DIN CEO Julia Stewart said today on the company’s Q4 earnings call that despite the difficult environment that the company’s fiscal 2008 results were in line with management’s key targets, particularly as it relates to its Applebee’s refranchising goals. This statement is a little deceiving because although the company did complete the sale of 103 company-operated Applebee’s to franchisees in FY08 (in line with management’s initial guidance of 100), the after-tax proceeds generated from these 103 sales and 5 subsequent sales in 1Q09 of $61 million fell significantly short of the company’s initial 2008 expectations of $90 million to $100 million and revised guidance of $70 million to $80 million.

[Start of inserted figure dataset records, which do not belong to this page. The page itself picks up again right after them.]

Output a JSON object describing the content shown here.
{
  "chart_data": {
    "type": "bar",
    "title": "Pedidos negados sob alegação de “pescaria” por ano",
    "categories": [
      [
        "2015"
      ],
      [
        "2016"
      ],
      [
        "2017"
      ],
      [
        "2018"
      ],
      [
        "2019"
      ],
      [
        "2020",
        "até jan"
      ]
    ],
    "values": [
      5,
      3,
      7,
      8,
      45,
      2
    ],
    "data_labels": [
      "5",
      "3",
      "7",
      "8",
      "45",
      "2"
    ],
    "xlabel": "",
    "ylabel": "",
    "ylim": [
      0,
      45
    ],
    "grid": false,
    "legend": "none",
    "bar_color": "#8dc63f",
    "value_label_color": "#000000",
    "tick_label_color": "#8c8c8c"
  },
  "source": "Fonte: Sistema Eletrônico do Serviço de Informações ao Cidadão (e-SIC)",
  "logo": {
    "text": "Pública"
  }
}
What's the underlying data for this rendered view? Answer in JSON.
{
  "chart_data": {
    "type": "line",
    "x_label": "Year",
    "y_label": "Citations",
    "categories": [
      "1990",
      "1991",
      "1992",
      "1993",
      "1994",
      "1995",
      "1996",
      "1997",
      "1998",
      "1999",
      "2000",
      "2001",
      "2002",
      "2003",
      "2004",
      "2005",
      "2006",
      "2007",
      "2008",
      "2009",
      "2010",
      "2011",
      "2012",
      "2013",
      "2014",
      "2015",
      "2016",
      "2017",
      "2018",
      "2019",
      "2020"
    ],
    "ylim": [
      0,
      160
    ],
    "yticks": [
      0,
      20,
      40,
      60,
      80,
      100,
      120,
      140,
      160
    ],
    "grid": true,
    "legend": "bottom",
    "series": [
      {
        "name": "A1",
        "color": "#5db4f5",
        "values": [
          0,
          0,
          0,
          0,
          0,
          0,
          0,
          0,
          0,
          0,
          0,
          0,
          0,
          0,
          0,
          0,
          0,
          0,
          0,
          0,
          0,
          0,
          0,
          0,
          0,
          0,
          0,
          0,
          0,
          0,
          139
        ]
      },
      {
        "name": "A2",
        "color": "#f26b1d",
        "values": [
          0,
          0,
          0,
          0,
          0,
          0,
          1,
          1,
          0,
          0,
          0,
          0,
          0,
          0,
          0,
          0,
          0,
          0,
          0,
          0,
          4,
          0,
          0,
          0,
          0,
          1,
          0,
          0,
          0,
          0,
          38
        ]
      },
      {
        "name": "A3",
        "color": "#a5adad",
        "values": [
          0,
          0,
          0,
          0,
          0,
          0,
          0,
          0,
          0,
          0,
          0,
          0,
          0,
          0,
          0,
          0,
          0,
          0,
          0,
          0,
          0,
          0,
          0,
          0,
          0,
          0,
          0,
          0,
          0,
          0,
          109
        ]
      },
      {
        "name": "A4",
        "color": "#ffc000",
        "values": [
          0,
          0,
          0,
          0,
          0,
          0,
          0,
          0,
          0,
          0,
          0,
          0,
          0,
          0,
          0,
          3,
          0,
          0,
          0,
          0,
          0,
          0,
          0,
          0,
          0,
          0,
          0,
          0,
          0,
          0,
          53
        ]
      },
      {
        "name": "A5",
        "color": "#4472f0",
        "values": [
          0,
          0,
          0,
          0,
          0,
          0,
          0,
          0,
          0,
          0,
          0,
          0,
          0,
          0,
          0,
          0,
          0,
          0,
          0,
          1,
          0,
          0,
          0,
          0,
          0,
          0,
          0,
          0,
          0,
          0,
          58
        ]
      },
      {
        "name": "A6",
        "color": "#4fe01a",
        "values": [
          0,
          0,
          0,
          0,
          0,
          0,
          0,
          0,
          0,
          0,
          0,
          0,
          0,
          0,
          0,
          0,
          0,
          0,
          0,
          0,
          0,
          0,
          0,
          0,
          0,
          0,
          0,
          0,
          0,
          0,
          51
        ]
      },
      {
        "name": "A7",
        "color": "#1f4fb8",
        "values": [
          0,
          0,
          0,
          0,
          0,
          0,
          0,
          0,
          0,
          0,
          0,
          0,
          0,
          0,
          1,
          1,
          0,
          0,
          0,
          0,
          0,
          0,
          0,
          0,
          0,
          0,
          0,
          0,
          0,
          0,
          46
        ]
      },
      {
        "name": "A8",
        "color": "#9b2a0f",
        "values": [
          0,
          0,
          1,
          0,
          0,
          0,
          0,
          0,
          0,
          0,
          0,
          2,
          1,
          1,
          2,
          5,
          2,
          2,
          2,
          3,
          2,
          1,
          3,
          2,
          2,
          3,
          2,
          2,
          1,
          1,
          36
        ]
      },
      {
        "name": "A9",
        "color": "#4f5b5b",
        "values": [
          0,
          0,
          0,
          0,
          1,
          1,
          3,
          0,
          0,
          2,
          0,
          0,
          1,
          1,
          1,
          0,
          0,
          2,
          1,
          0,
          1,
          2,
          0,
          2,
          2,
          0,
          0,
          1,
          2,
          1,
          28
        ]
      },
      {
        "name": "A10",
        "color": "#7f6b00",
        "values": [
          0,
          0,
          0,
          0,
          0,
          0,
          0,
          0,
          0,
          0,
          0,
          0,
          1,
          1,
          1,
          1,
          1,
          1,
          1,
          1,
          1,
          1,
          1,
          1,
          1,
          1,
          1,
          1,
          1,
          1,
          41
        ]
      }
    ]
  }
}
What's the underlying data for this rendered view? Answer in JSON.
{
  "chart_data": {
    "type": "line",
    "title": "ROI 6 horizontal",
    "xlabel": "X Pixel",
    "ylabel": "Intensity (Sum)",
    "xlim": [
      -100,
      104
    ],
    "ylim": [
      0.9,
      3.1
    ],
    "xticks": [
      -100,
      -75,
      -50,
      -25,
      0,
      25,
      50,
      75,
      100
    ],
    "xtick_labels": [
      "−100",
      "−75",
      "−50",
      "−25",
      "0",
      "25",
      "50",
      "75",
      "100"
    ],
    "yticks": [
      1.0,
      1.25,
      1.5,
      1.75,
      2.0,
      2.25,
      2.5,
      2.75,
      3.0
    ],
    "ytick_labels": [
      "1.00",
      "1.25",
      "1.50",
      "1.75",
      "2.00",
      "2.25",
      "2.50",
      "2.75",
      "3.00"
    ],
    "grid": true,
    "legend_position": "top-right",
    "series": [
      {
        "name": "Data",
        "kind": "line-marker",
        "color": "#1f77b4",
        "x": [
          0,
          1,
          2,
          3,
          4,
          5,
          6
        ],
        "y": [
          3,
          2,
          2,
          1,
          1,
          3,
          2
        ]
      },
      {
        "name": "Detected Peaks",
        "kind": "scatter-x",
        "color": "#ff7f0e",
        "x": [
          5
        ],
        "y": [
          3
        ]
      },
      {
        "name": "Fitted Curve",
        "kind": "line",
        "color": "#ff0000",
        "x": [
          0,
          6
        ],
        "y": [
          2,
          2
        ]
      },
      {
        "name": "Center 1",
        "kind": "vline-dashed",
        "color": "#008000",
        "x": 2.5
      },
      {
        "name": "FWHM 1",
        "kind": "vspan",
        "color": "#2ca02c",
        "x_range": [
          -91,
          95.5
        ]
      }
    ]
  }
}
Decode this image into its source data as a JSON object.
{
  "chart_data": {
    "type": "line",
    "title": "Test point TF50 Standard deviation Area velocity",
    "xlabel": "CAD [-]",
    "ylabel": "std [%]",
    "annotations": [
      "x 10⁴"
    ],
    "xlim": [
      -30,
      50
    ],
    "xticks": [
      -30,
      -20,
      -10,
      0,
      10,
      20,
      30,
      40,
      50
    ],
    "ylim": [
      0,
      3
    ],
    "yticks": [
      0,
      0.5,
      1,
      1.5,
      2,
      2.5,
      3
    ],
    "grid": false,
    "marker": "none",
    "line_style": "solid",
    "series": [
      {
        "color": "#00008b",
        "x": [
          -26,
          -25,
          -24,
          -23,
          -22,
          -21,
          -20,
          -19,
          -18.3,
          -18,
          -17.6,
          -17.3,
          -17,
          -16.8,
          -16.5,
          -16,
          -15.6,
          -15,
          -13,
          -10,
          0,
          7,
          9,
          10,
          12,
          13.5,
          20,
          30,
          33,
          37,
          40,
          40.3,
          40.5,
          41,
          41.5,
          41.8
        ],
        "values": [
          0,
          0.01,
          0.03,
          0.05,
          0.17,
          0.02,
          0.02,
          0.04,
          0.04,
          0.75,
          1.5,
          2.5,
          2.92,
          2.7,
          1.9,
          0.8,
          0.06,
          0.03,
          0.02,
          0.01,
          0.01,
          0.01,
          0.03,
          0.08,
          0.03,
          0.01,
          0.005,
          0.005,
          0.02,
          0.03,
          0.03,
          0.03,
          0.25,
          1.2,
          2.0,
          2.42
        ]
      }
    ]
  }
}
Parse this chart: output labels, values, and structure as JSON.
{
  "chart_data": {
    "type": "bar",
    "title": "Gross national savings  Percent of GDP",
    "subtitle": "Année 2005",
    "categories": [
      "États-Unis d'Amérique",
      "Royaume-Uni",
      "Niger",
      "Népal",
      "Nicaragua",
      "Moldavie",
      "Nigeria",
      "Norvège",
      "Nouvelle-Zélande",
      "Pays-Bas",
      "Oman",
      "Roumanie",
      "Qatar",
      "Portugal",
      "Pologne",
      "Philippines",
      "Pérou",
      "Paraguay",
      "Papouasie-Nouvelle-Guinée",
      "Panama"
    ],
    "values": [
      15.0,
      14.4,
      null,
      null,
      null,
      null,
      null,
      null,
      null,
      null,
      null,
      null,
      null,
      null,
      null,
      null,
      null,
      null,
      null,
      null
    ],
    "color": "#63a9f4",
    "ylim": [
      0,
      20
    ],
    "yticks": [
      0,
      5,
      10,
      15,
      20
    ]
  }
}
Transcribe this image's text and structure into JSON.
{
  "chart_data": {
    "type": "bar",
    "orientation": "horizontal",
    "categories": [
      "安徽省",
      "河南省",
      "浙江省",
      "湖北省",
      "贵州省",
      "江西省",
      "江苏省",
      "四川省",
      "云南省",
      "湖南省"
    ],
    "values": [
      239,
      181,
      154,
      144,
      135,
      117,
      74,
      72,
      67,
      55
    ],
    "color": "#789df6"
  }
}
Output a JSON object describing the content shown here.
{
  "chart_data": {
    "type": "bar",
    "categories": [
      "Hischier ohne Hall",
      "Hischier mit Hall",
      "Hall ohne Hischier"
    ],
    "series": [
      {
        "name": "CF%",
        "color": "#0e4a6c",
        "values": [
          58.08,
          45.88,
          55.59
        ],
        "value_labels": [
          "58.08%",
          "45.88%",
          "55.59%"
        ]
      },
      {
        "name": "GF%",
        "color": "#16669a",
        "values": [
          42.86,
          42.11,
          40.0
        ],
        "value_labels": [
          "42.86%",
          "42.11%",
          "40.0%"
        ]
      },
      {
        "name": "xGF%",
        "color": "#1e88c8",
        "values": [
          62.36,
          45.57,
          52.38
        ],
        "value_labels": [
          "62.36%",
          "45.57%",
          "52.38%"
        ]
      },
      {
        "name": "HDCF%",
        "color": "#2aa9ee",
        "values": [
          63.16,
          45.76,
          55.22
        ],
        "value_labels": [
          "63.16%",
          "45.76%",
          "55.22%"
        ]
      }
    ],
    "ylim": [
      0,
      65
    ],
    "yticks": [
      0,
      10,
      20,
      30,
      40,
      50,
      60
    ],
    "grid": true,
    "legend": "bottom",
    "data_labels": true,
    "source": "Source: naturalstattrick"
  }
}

DIN initially set out to refranchise a substantial majority of the Applebee’s company-operated restaurants to realize significant costs savings. In reaching its goal of refranchising over 100 units in 2008, the company is on track to reducing costs. In this environment, however, there is more risk associated with having such a leveraged balance sheet, and according to the company, DIN ended the year with a Debt/TTM EBITDAR ratio of 6.77x (relative to the average casual dining company at below 4x at the end of 3Q08). The 2008 refranchising proceeds which came in 32%-39% below plan were integral to allowing the company to pay down more of its debt and yet, Ms. Stewart maintains that the company achieved all of its key targets in 2008. This is just not a true statement relative to the after-tax proceeds the company set out to achieve at the beginning of 2008.

The final number on average proceeds per unit for the 108 restaurants refranchised thus far is $565K. Again, this compares to management’s initial guidance of $900K to $1 million per unit given in February 2008, the revised estimate of $700K to $800K per unit provided in July 2008 and the implied $573K per unit given in the company’s 3Q08 earnings release. We know the first 26 restaurants sold for about $1.04 million per unit, which implies that the remaining 82 units sold on average for about $415K each.

Going forward, DIN expects to refranchise an additional 200 units in 2009. Management did not provide any guidance as to how much these sales should generate in after-tax cash proceeds, but said it will disclose more details once the company has entered into purchase agreements. Apparently, management does not want to get caught having to continually revise down expectations as it did in 2008.